We were cautioned about this in nursing school, but it seemed so unreal. Then, suddenly, you’re looking into someone’s eyes while they grapple with such overwhelming odds in their weakest physical state, and you wish you hadn’t mentioned the weather.

They told us: Be careful with comments about the outside world because patients are not part of it.

When my grandparents were recovering in a nursing home, they went for walks together every day. “If the postal workers can walk in it, then so can we,” they explained to the nursing staff as they headed out toward the garden on frigid days and icy sidewalks. It was certainly dangerous, but so was sitting inside and doing nothing. 

Grandpa pushed Grandma in the wheelchair, then when they turned to go back, they would switch, and Grandma would push Grandpa on the return trip. In this way, they formed a routine with something to look forward to, and someone to care about.

When we think about quality in healthcare, we all have opinions and ideas about what that means. I know infection control ranks high on my list, but someone else might say safe surgeries, or knowledgeable staff. When we even attempt to gather all of those quality indicators, the resulting spreadsheet is unwieldy. I had to buy reading glasses recently, not because I have any vision deficit, but because my spreadsheets are so large that I cannot view them accurately without zooming out to a tiny font-size.
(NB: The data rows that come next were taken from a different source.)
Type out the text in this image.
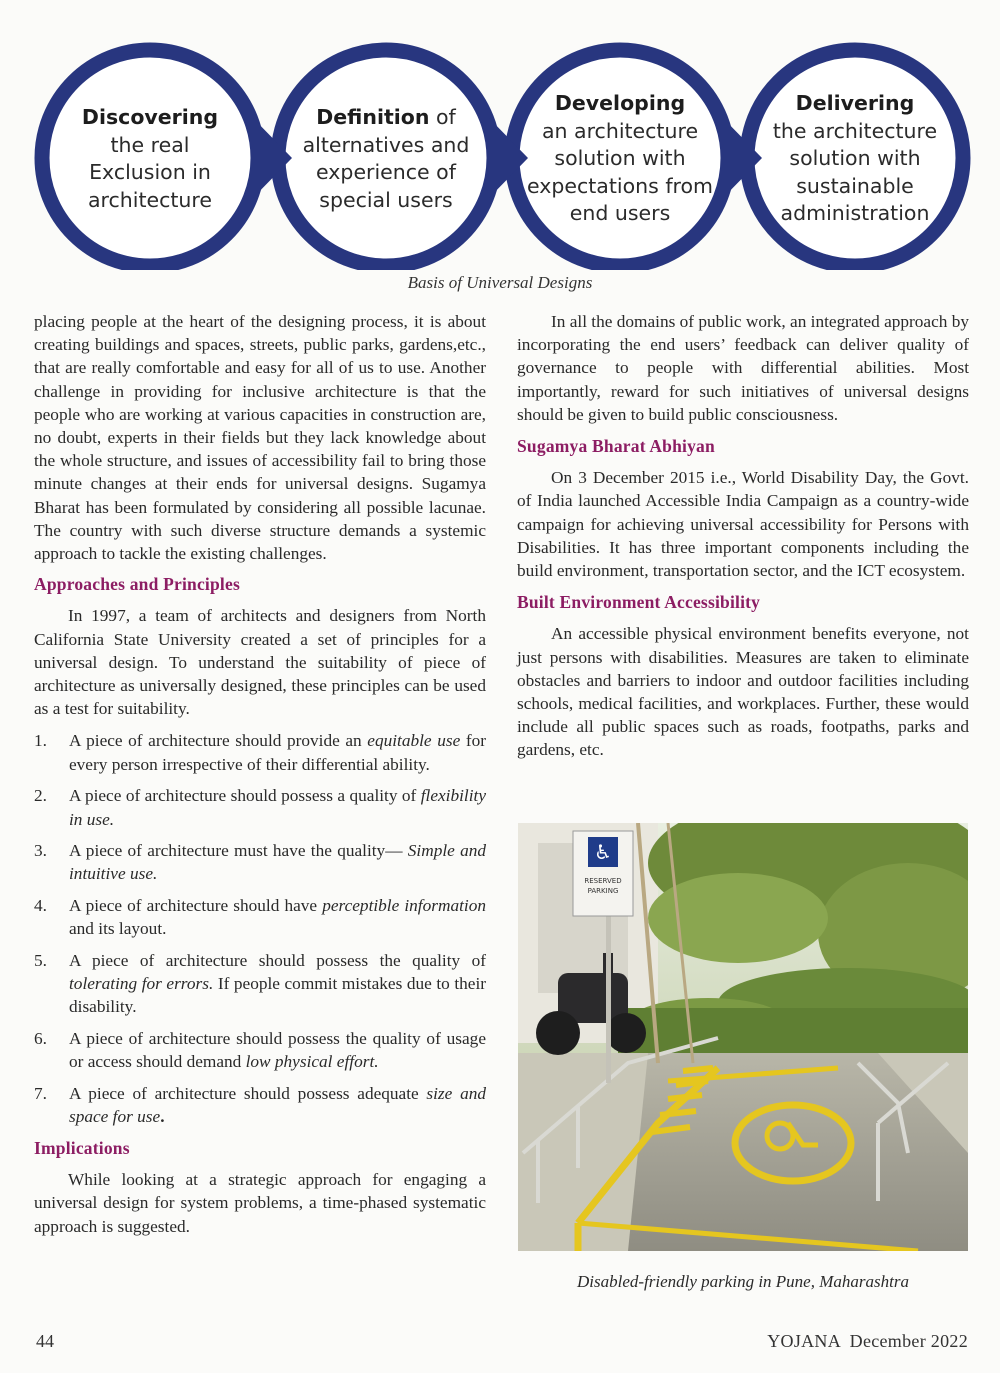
Discovering
the real
Exclusion in
architecture
Definition of
alternatives and
experience of
special users
Developing
an architecture
solution with
expectations from
end users
Delivering
the architecture
solution with
sustainable
administration
Basis of Universal Designs

placing people at the heart of the designing process, it is about creating buildings and spaces, streets, public parks, gardens,etc., that are really comfortable and easy for all of us to use. Another challenge in providing for inclusive architecture is that the people who are working at various capacities in construction are, no doubt, experts in their fields but they lack knowledge about the whole structure, and issues of accessibility fail to bring those minute changes at their ends for universal designs. Sugamya Bharat has been formulated by considering all possible lacunae. The country with such diverse structure demands a systemic approach to tackle the existing challenges.

Approaches and Principles

In 1997, a team of architects and designers from North California State University created a set of principles for a universal design. To understand the suitability of piece of architecture as universally designed, these principles can be used as a test for suitability.

1. A piece of architecture should provide an equitable use for every person irrespective of their differential ability.
2. A piece of architecture should possess a quality of flexibility in use.
3. A piece of architecture must have the quality— Simple and intuitive use.
4. A piece of architecture should have perceptible information and its layout.
5. A piece of architecture should possess the quality of tolerating for errors. If people commit mistakes due to their disability.
6. A piece of architecture should possess the quality of usage or access should demand low physical effort.
7. A piece of architecture should possess adequate size and space for use.
Implications

While looking at a strategic approach for engaging a universal design for system problems, a time-phased systematic approach is suggested.

In all the domains of public work, an integrated approach by incorporating the end users’ feedback can deliver quality of governance to people with differential abilities. Most importantly, reward for such initiatives of universal designs should be given to build public consciousness.

Sugamya Bharat Abhiyan

On 3 December 2015 i.e., World Disability Day, the Govt. of India launched Accessible India Campaign as a country-wide campaign for achieving universal accessibility for Persons with Disabilities. It has three important components including the build environment, transportation sector, and the ICT ecosystem.

Built Environment Accessibility

An accessible physical environment benefits everyone, not just persons with disabilities. Measures are taken to eliminate obstacles and barriers to indoor and outdoor facilities including schools, medical facilities, and workplaces. Further, these would include all public spaces such as roads, footpaths, parks and gardens, etc.

♿
RESERVED
PARKING
Disabled-friendly parking in Pune, Maharashtra
44	YOJANA  December 2022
It’s not a great solution, but I’m glad I have an option to magnify those tiny data cells.

Certainly, as I peered over that spreadsheet, I would not have concluded that access to the outdoors was a critical part of healthcare quality.

Yet, as my precepting nurse set us up to take a trip down to the garden area later that day, I realized this stroll could be one of the most important quality healthcare moments in this patient’s entire admission. As we admired the signs of Spring that began to peek through the gray slush and frozen ground, I saw new life awaken in him as well. 

He was going to make it.

As his eyes squinted in the bright sunlight, I saw determination on his face, and he began to move with purpose, setting goals and making plans. I have no doubt his survival from cancer was linked to that stroll outside in a muddy garden.
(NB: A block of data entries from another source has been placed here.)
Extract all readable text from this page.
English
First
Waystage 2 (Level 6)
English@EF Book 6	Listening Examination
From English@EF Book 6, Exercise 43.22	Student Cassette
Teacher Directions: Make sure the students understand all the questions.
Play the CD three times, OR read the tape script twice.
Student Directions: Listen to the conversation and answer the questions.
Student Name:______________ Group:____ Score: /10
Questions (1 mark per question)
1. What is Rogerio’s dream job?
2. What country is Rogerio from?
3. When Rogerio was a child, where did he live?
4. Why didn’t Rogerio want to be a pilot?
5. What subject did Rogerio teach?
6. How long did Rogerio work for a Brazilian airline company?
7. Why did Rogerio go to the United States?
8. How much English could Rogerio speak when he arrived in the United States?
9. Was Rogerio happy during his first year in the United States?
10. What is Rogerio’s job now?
Sometimes, when we look up from our flowcharts, process maps, reference lists and data tables, we discover that, for an individual patient, healthcare quality can be surprisingly small and simple – and listening to them can be like pulling back the curtains to let sunshine stream into the room, making everything more clear and bright. Their passing comments can be some of the most important data we receive.

Their stories can guide us if we listen. Qualitative data and patient stories are probably the most important tools to help us ask the right questions and we must not put them aside like old hardware. These real patient moments hone our questions so that we can catch hold of what really matters – the stuff that helps people get better and overcome such tremendous difficulties.

And isn’t that supposed to be the point of healthcare quality? It’s just about good scores and accurate coding, or compliance with the current protocol. All of those were built to serve patients, and without them and their personal stories, we miss the point. If precision medicine takes account for physical individuality, then precision quality must not neglect to hear those patient case studies that often baffle us because they do not fit with what we expected. Those surprises are like gold and they will help us ask better questions, achieving better outcomes.



[1] Bragg, Alistair (2022). Great Moments in Unintended Consequences: Transcontinental Railroad, Cash for Ash, Cobra Problem. Reason. https://reason.com/video/2022/01/14/great-moments-in-unintended-consequences-vol-5/.
[2] Drew T, Vo M, Wolfe J. The invisible gorilla strikes again: Sustained inattentional blindness in expert observers. Psychol Sci. 2013 Sep; 24(9): 1848-1853. https://doi.org/10.1177/0956797613479386.
[3] Lehrer, Jonah. The Magic Gasp. Mystery: A Seduction, A Strategy, A Solution. Simon & Schuster. Aug 2021.